25. See e.g. Oversight Hearing on H.R. 4498, Americans with Disabilities Act of 1988, Hearings Before the Subcomm. on Select Educ., House Educ. and Labor Comm., 100th Cong., 2nd Sess. (1988) at 10 (testimony of Justin Dart)("America cannot afford either the moral or economic costs of maintaining ever increasing millions of its potentially productive citizens in unjust and unwanted dependency."), 31 (testimony of Eric Griffen)("[F]orced segregation and dependency of millions of individuals with disabilities in this country constitutes a violation of their constitutional and basic human rights"), 62 (statement of Bill Knight)("[A] segregated society is created due to institutionalization."); Hearing on H.R. 2273 Before the House Subcomm. on Select Educ. of the Educ. and Labor Comm., 101st Cong., 1st Sess. (1989) at 10 (testimony of Joseph Reum)("We have experienced a segregation which shuts away the humanity ... We have been institutionalized, we have been sheltered, we have had our choices limited ... This legislation sets many people free who challenge the best of our society to respect the dignity and integrity of the individual.").

26. The Court has recognized that "[l]egislation which deters or remedies constitutional violations can fall within the sweep of Congress' enforcement power even if in the process it prohibits conduct which is not itself unconstitutional and intrudes into 'legislative spheres of automony previously reserved to the States.'" City of Boerne, 521 U.S. at 518 (quoting Fitzpatrick v. Bitzer, 427 U.S. 445, 455 (1976)).

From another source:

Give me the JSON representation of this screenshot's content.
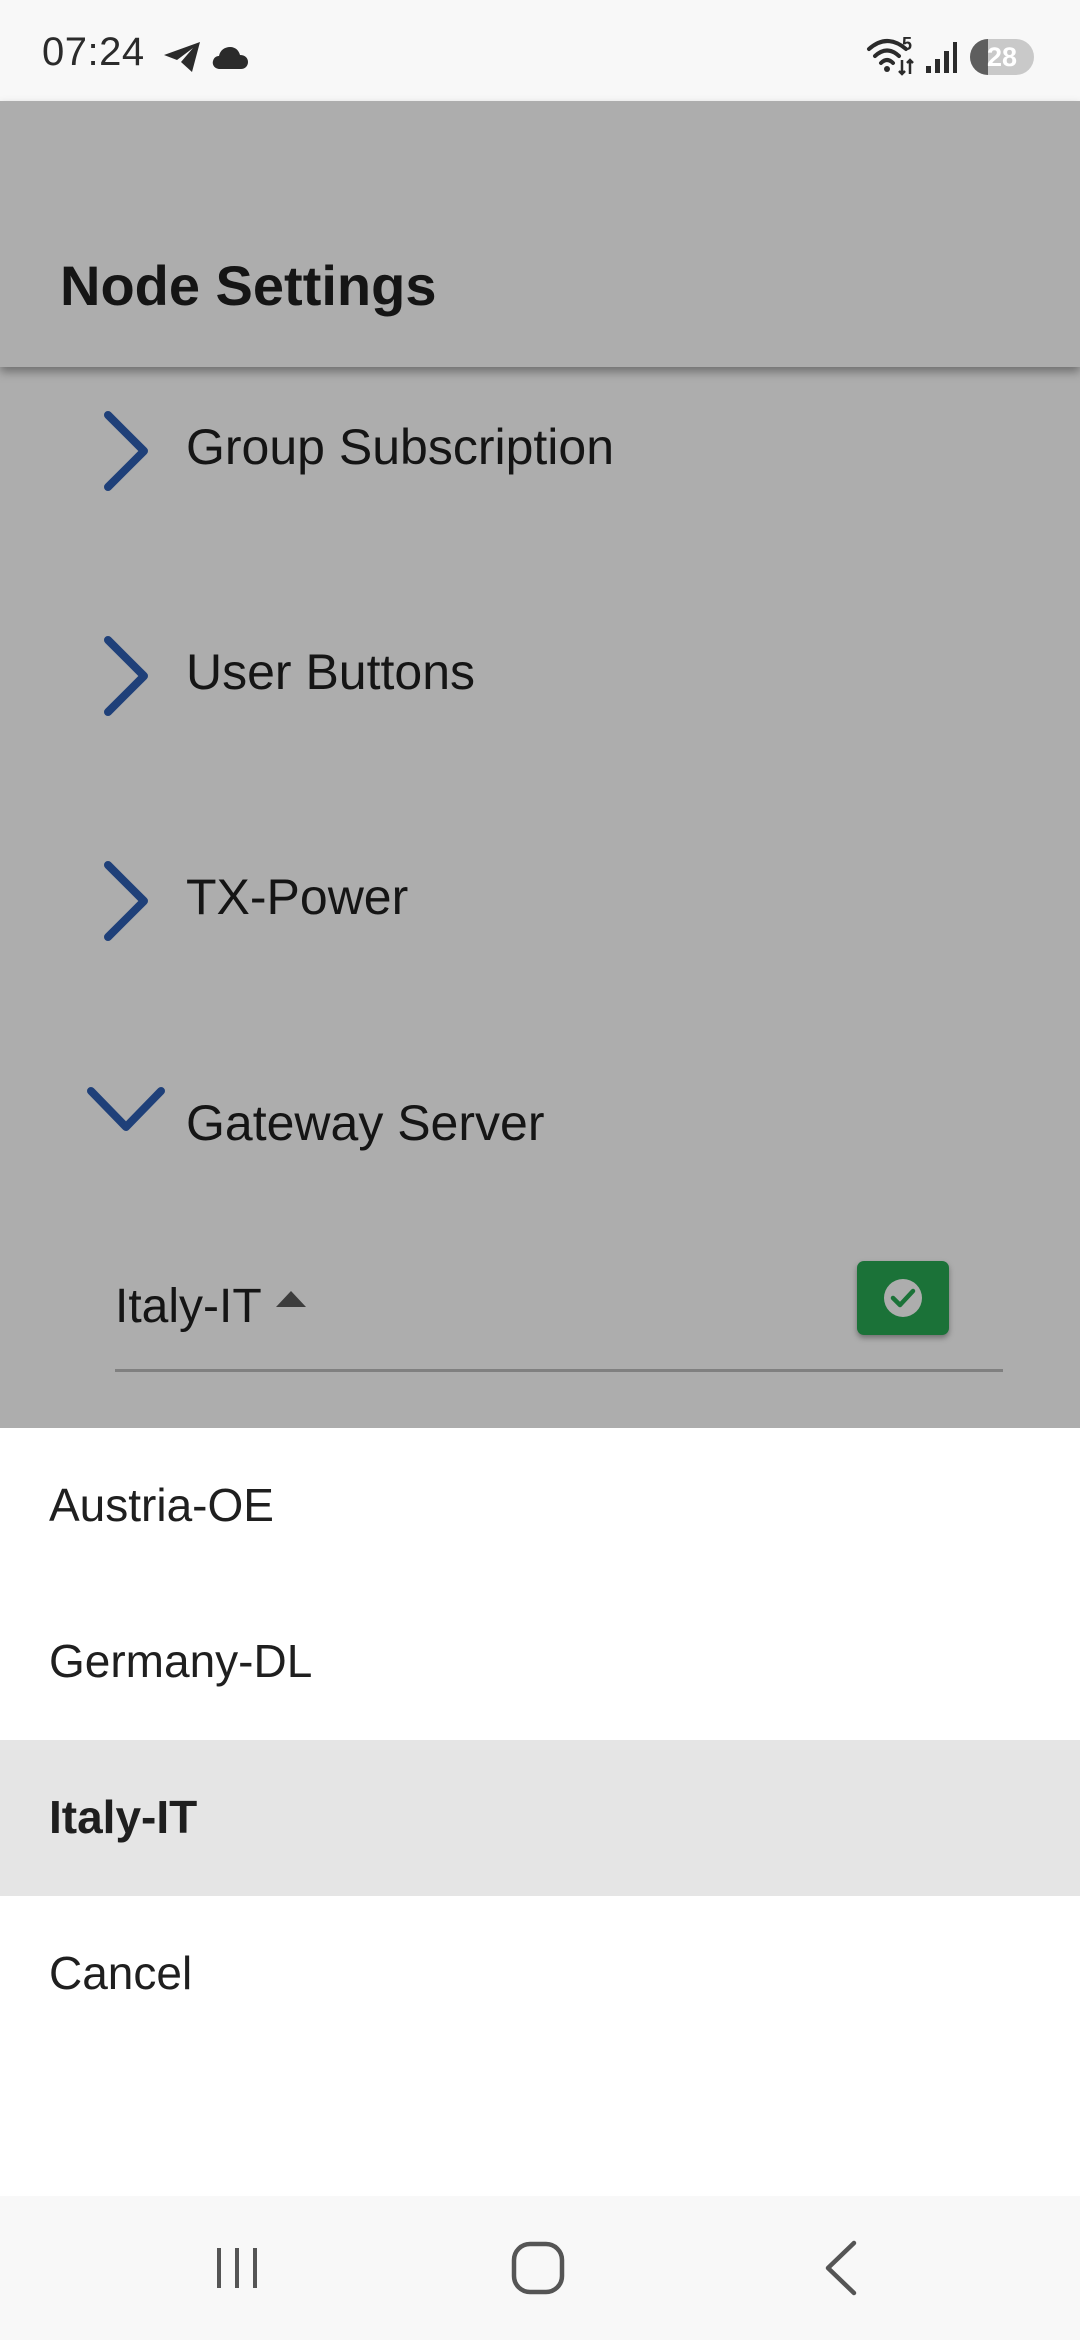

27. In finding that Justice White refused to name a higher level of scrutiny but applied one in practice, Justice Marshall warned that the "searching inquiry" of the Cleburne majority would be ignored by future litigants and courts. "[T]he Court provides no principled foundation for determining when more searching inquiry is to be invoked." 473 U.S. at 460. Fifteen years later, Justice Marshall's fears have been realized as Petitioners use Cleburne to argue for near-total deference to states in setting classifications affecting people with disabilities.

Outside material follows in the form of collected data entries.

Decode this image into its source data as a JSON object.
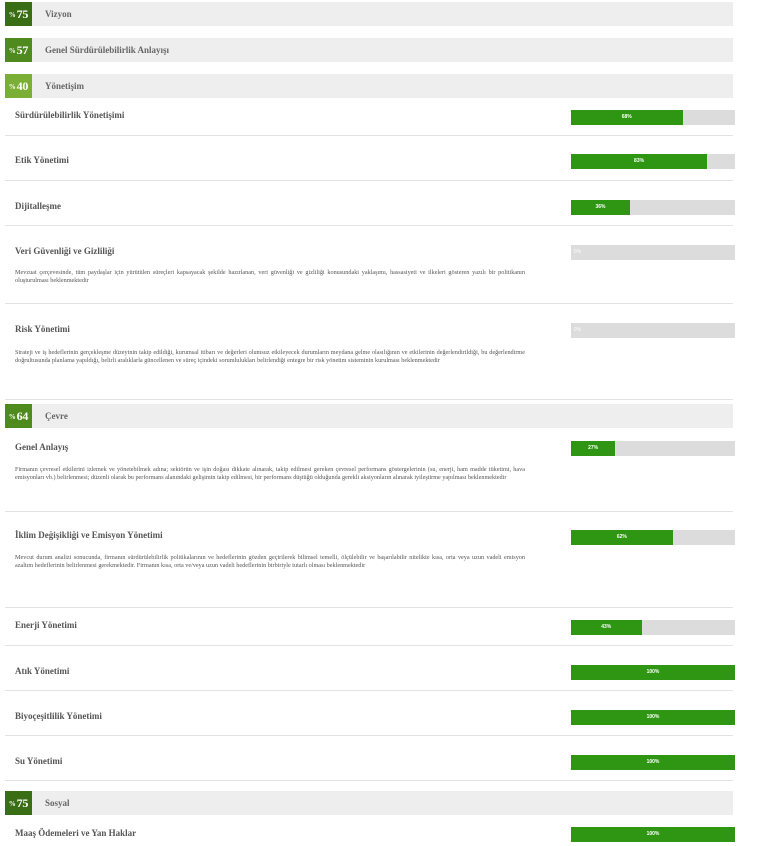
{
  "sections": {
    "vizyon": {
      "prefix": "%",
      "score": "75",
      "title": "Vizyon",
      "color": "#3a6e15"
    },
    "genel": {
      "prefix": "%",
      "score": "57",
      "title": "Genel Sürdürülebilirlik Anlayışı",
      "color": "#4e8a1e"
    },
    "yonetisim": {
      "prefix": "%",
      "score": "40",
      "title": "Yönetişim",
      "color": "#7aae34"
    },
    "cevre": {
      "prefix": "%",
      "score": "64",
      "title": "Çevre",
      "color": "#4e8a1e"
    },
    "sosyal": {
      "prefix": "%",
      "score": "75",
      "title": "Sosyal",
      "color": "#3a6e15"
    }
  },
  "items": [
    {
      "title": "Sürdürülebilirlik Yönetişimi",
      "percent": 68,
      "label": "68%",
      "desc": ""
    },
    {
      "title": "Etik Yönetimi",
      "percent": 83,
      "label": "83%",
      "desc": ""
    },
    {
      "title": "Dijitalleşme",
      "percent": 36,
      "label": "36%",
      "desc": ""
    },
    {
      "title": "Veri Güvenliği ve Gizliliği",
      "percent": 0,
      "label": "0%",
      "desc": "Mevzuat çerçevesinde, tüm paydaşlar için yürütülen süreçleri kapsayacak şekilde hazırlanan, veri güvenliği ve gizliliği konusundaki yaklaşımı, hassasiyeti ve ilkeleri gösteren yazılı bir politikanın oluşturulması beklenmektedir"
    },
    {
      "title": "Risk Yönetimi",
      "percent": 0,
      "label": "0%",
      "desc": "Strateji ve iş hedeflerinin gerçekleşme düzeyinin takip edildiği, kurumsal itibarı ve değerleri olumsuz etkileyecek durumların meydana gelme olasılığının ve etkilerinin değerlendirildiği, bu değerlendirme doğrultusunda planlama yapıldığı, belirli aralıklarla güncellenen ve süreç içindeki sorumlulukları belirlendiği entegre bir risk yönetim sisteminin kurulması beklenmektedir"
    },
    {
      "title": "Genel Anlayış",
      "percent": 27,
      "label": "27%",
      "desc": "Firmanın çevresel etkilerini izlemek ve yönetebilmek adına; sektörün ve işin doğası dikkate alınarak, takip edilmesi gereken çevresel performans göstergelerinin (su, enerji, ham madde tüketimi, hava emisyonları vb.) belirlenmesi; düzenli olarak bu performans alanındaki gelişimin takip edilmesi, bir performans düştüğü olduğunda gerekli aksiyonların alınarak iyileştirme yapılması beklenmektedir"
    },
    {
      "title": "İklim Değişikliği ve Emisyon Yönetimi",
      "percent": 62,
      "label": "62%",
      "desc": "Mevcut durum analizi sonucunda, firmanın sürdürülebilirlik politikalarının ve hedeflerinin gözden geçirilerek bilimsel temelli, ölçülebilir ve başarılabilir nitelikte kısa, orta veya uzun vadeli emisyon azaltım hedeflerinin belirlenmesi gerekmektedir. Firmanın kısa, orta ve/veya uzun vadeli hedeflerinin birbiriyle tutarlı olması beklenmektedir"
    },
    {
      "title": "Enerji Yönetimi",
      "percent": 43,
      "label": "43%",
      "desc": ""
    },
    {
      "title": "Atık Yönetimi",
      "percent": 100,
      "label": "100%",
      "desc": ""
    },
    {
      "title": "Biyoçeşitlilik Yönetimi",
      "percent": 100,
      "label": "100%",
      "desc": ""
    },
    {
      "title": "Su Yönetimi",
      "percent": 100,
      "label": "100%",
      "desc": ""
    },
    {
      "title": "Maaş Ödemeleri ve Yan Haklar",
      "percent": 100,
      "label": "100%",
      "desc": ""
    }
  ],
  "colors": {
    "bar_fill": "#2e9612",
    "bar_bg": "#dcdcdc",
    "section_bg": "#eeeeee"
  }
}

28. Also ironic is Justice White's finding that "rational basis" review would facilitate remedial legislation for people with disabilities. 473 U.S. at 444 ("[M]erely requiring the legislature to justify its efforts ... may lead it to refrain from acting at all.") Yet Petitioners here use this analysis to argue for the unenforceability of perhaps the most prominent remedial measure any legislature has enacted for people with disabilities.

29. The call to segregate disabled Americans also parallels the internment of Japanese-Americans during World War II. Cf. Korematsu v. United States, 323 U.S. 214 (1944).

30. The parallel between racial segregation and exclusion of children with disabilities was explicit in the final defense of racially-segregated schools. In his oral argument to the Court in Brown v. Board of Educ., 347 U.S. 483 (1952), John W. Davis, who argued the case for South Carolina, opened his argument with the following warning:

May it please the Court, I think if the appellants' construction of the Fourteenth Amendment should prevail here ... I am unable to see why a state would have any further right to segregate ... on the ground of mental capacity.
L. Freedman et. al, Argument 51 (1989)(quoting Oral Arg. in Brown v. Bd. of Educ.).